Glossary Term
Antifouling Paint
Antifouling paint is the underwater coating applied to a yacht’s hull and niche areas to control the attachment of marine organisms. In yacht use, the term usually refers to the final submerged coating system selected to limit slime, weed, and hard fouling during service. Its purpose is functional as much as protective: a cleaner underwater surface preserves speed, efficiency, and handling while reducing the rate at which roughness builds up between dockings.
The regulatory framework behind the term comes from the IMO Anti-Fouling Systems Convention. That convention prohibits harmful organotin compounds in anti-fouling systems and provides a mechanism to control other harmful substances in the future. IMO also notes that anti-fouling paints are used to prevent organisms attaching to the hull, since fouling slows the ship and increases fuel consumption.

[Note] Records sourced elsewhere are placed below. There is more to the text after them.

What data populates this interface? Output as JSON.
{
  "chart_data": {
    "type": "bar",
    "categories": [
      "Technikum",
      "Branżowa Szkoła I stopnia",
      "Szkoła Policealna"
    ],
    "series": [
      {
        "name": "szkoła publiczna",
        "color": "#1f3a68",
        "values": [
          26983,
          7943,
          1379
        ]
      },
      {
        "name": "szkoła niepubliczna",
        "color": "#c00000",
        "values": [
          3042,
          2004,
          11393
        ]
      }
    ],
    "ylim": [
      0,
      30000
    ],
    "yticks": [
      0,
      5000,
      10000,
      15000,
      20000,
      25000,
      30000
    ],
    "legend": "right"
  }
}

For yachts, coating choice depends on operating profile as much as on product type. Time at anchor, warm-water lay-up, service speed, cleaning regime, and the condition of the substrate all influence how well the paint will perform. The coating only works properly when it sits over the correct preparation and build system, which is why antifouling renewal usually belongs inside a wider painting package.
When antifouling performance drops, the result is not limited to a dirty hull. Fouling increases drag, shifts the speed-power relationship, and can bring earlier cleaning, higher fuel burn, and a less predictable interval to the next docking.